With the current emphasis in UK child services on screening rather than comprehensive developmental assessment, children with disability receive an aggregation of scores to delineate their broad level of disability. Whilst this is reasonable for those children who can fulfil the requirements of a standardised test, this obliterates any information on an individual child’s strengths and needs, thus preventing timely intervention. Segregation based on scoring is reasonable when extrapolated to planning for services, but not for individuals who need disaggregation of finer detail. Some education professionals need the support of their colleagues in medical services to achieve this with information about an individual child’s strengths and needs.

There are ways to achieve a less discriminatory service for this vulnerable group of children. Many forms of childhood disability have a mix of dysfunction rather than in one developmental area. For example, many children who display difficulties with the autistic spectrum have other developmental difficulties which would benefit from treatment more immediately than a long waiting list for a specialist service allows. There could well be a cost benefit with lower numbers of children needing mental health services in the future as a result if children’s needs are kept central in their management plans.

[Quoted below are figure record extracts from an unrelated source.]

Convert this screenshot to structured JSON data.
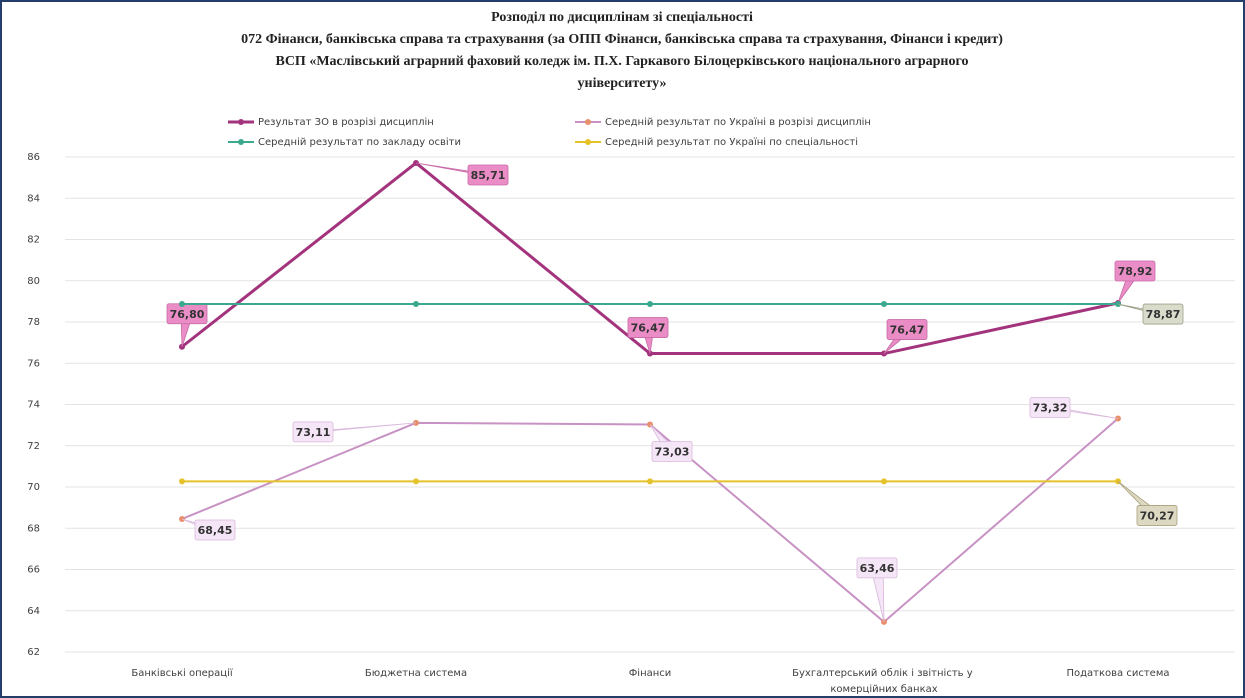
{
  "chart_data": {
    "type": "line",
    "title": [
      "Розподіл по дисциплінам зі спеціальності",
      "072 Фінанси, банківська справа та страхування (за ОПП Фінанси, банківська справа та страхування, Фінанси і кредит)",
      "ВСП «Маслівський аграрний фаховий коледж ім. П.Х. Гаркавого  Білоцерківського національного аграрного",
      "університету»"
    ],
    "categories": [
      "Банківські операції",
      "Бюджетна система",
      "Фінанси",
      "Бухгалтерський облік і звітність у комерційних банках",
      "Податкова система"
    ],
    "series": [
      {
        "name": "Результат ЗО в розрізі дисциплін",
        "color": "#a3337c",
        "marker_color": "#a3337c",
        "values": [
          76.8,
          85.71,
          76.47,
          76.47,
          78.92
        ],
        "value_labels": [
          "76,80",
          "85,71",
          "76,47",
          "76,47",
          "78,92"
        ]
      },
      {
        "name": "Середній результат по Україні в розрізі дисциплін",
        "color": "#c892c4",
        "marker_color": "#e8906c",
        "values": [
          68.45,
          73.11,
          73.03,
          63.46,
          73.32
        ],
        "value_labels": [
          "68,45",
          "73,11",
          "73,03",
          "63,46",
          "73,32"
        ]
      },
      {
        "name": "Середній результат по закладу освіти",
        "color": "#3aa98e",
        "marker_color": "#3aa98e",
        "values": [
          78.87,
          78.87,
          78.87,
          78.87,
          78.87
        ],
        "value_labels": [
          null,
          null,
          null,
          null,
          "78,87"
        ]
      },
      {
        "name": "Середній результат по Україні по спеціальності",
        "color": "#e5c22a",
        "marker_color": "#e5c22a",
        "values": [
          70.27,
          70.27,
          70.27,
          70.27,
          70.27
        ],
        "value_labels": [
          null,
          null,
          null,
          null,
          "70,27"
        ]
      }
    ],
    "ylim": [
      62,
      86
    ],
    "yticks": [
      62,
      64,
      66,
      68,
      70,
      72,
      74,
      76,
      78,
      80,
      82,
      84,
      86
    ],
    "grid": true
  }
}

An excellent example of the benefit of detailed evaluation of cognitive and adaptive development plus modern methods of score analysis is that of children with treated mucopolysaccharidosis. Studies proved the need for earlier intervention at national level such as new-born screening and innovative intervention [29] [30] [31] . Although norm-based data detailing the natural history of untreated MPS I was collected [32] , the test floor of 50 of the standardised developmental tests used meant that the lowest end of the developmental trajectory was truncated without revealing the true nature of the profound impairment possible. Re-examination of the data [16] using a modern method of score analysis [33] revealed the full range of cognitive functioning beneath this cut-off of 50 and uncovered new information about the rapidity of decline and the profound impairment in these children.

Another way to achieve less discrimination is the use of disaggregation of data relating to the child with disability. Since the Covid-19 pandemic, the strengths of disaggregation of data to highlight the specificities of smaller groups hidden by aggregating statistics has been both recognized and utilised. The Pan American Health Organization and the World Health Organization have produced a Digital Transformation Toolkit [22] which details further links which provide technical information and work dating back to pre-pandemic. Every attempt should be made to disaggregate data relating to the child. For our research and clinical practitioner community using Griffiths III, a qualitative assessment of skills and needs is recommended for children who display a flat developmental profile because the parametric test is not appropriate for them. The analysis is possible at the individual item level enabling assessment of the child’s ability at items of differing constructs. Whilst not numerical, the method does show developmental change over time.

5. Conclusion

This research has confirmed that there are methods to describe accurately the development of children with disability who perform below the floor of a standardised test. These are to consider modern computational solutions for research involving a homogeneous group of children and for other children to disaggregate data and use descriptive analysis. Without this consideration, discrimination by omission occurs and the standards of the UN Convention on the Rights of the Child are not met.

Conflicts of Interest

The authors declare no conflicts of interest regarding the publication of this paper.